Siri, the speech recognition assistant introduced by Apple a few weeks ago with the new iPhone 4S, is a new example of the Kai-fu effect. I think—and this is my opinion, Siri people, please correct me if I am wrwong—there is nothing new in Siri, nothing groundbreaking. It is a state of the art old speech recognition technology as we knew it since the appearance of the statistical techniques in the late 1970s, with all the tricks and improvements brought by the hundreds of researchers around the world and at labs like IBM, AT&T, Microsoft, SpeechWorks and Nuance. We have been doing things like “what’s playing at the movie theaters around here”, and “show me the flights from New York to San Francisco next Monday in the afternoon” more or less successfully for decades, but we did not build Siri.  

What is good about Siri, and that’s why so many people love it and write about it, is that it came at the right time, beautifully integrated in one of the most desired and popular consumer devices, it kind of works most of the time, it often surprises you with its “intelligence” and wit (try asking “where can I hide a corpse?”) and seems to get better and better every day.  Moreover, Google’s voice search and all other voice search applications (Vlingo and Bing to name a few), paved its way with making the idea of talking to your SmarPhone not so farfetched at all.

I don’t have a iPhone 4S (yet).  I am not an early adopter; I would say I lag at the rightmost end of the early majority, just a tad away from the late majority.  But it was enough for me to try Siri and the iPhone 4S while having dinner with one of my early adopter friends, to perceive the quality of the engineering work and its potential. I have been in speech recognition for nearly 30 years, and it is the first time I clearly perceive speech recognition is here to stay. Thanks Siri, thanks Apple, and thanks Steve Jobs. 


colin said...

funny roberto - i had the same response... there's nothing new here. to be honest, it still struggles with the same stuff that other speech systems do. try asking Siri to "call colin"... not so hot.

that said, it is beautifully integrated - but i think the biggest deal is the marketing power that apple is putting behind it. just like they trained people to tap, swipe and download apps they're now training people to talk to Siri in a way that she can understand. can you imagine if the airlines who've implemented speech rec systems had applied the same marketing muscle to educating their customers - completion rates would go through the roof!

i can't wait to see what other applications emerge now that apple has taken the trouble to "teach" the public how do to yet another "natural" thing.
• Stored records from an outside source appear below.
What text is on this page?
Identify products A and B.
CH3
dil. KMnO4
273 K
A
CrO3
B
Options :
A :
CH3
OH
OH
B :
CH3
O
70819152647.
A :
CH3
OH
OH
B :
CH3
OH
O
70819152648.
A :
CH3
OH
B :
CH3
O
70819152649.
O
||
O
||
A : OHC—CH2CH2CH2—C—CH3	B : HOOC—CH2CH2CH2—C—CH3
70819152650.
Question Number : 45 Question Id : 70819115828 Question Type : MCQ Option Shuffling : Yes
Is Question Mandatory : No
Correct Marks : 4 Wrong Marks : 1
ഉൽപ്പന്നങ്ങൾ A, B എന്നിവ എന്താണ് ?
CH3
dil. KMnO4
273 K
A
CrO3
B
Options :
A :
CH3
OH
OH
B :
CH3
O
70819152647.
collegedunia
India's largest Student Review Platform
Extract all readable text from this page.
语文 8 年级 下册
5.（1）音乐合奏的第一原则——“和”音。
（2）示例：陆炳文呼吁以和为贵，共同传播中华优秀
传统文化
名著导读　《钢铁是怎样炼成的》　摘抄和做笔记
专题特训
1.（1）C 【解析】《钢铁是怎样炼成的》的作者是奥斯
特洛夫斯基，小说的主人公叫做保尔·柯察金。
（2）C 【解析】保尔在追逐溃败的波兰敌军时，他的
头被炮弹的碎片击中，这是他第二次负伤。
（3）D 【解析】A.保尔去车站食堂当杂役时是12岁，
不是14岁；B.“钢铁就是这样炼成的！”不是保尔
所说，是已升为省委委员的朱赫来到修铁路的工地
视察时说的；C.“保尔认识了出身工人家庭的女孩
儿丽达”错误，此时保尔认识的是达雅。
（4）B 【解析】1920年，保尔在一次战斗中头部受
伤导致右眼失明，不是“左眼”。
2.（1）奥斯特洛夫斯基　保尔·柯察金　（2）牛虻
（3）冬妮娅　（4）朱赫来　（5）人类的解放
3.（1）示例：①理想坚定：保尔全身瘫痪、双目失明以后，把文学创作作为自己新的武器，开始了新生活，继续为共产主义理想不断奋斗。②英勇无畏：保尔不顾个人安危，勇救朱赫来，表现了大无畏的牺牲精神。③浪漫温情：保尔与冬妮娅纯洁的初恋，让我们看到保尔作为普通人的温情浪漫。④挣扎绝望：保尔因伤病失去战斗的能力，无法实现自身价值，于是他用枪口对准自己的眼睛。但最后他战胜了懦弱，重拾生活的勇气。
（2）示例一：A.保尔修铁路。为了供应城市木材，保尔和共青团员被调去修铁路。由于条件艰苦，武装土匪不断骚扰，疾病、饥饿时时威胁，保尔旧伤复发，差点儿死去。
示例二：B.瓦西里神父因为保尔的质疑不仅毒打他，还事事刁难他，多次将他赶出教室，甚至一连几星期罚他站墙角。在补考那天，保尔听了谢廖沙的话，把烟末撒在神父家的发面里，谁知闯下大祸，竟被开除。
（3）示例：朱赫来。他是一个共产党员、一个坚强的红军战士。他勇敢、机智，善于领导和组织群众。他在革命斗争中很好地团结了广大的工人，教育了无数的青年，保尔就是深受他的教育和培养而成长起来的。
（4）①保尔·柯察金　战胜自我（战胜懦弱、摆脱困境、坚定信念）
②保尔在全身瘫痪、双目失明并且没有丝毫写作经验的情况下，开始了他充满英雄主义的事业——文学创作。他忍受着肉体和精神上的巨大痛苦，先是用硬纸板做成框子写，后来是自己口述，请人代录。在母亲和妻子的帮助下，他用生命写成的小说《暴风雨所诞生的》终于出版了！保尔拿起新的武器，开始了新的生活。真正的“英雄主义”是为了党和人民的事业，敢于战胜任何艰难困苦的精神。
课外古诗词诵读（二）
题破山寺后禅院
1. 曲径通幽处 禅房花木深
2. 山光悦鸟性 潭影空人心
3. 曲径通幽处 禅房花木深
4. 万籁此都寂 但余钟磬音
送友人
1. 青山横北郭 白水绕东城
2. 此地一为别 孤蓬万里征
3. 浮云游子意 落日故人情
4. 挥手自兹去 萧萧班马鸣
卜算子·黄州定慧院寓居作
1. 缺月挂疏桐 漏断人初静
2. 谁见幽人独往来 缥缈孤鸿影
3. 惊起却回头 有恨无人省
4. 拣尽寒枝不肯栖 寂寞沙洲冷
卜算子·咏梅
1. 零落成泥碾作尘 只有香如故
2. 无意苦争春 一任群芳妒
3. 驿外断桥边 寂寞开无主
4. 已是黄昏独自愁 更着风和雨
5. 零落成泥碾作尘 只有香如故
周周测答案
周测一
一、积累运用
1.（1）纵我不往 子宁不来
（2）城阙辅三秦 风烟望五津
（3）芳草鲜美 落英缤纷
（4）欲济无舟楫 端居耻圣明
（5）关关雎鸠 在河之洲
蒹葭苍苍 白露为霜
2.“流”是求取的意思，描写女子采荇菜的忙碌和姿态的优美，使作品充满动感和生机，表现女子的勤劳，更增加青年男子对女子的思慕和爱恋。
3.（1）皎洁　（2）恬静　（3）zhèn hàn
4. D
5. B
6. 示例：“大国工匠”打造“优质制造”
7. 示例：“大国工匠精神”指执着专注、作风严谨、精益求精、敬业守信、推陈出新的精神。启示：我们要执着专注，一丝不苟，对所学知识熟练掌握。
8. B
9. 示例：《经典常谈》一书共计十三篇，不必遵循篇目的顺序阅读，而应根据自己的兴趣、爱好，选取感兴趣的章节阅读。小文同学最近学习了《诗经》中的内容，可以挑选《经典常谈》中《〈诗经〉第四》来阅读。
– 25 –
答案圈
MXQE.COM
Roberto Pieraccini said...

Colin -- that's a very good observation. It is not just the integration, but also the power of the marketing that Apple has exercised on their users. All of a sudden, talking to a speech recognition system is cool, and it may be quite convenient in many can get what you want at the speed of a tap. Everything seem to converge to make of Siri a tipping point for the speech reco technology. I can't wait to see the evolution of this.

Roger K. Moore said...

Good analysis Roberto - indeed there are probably better ASR engines than this one, but the use of the rich localised context available from a contemporary mobile platform is inspired (and effective). Of course the true test is whether SIRI can sustain long-term use by a large customer base, or whether it becomes this year's great ASR demo!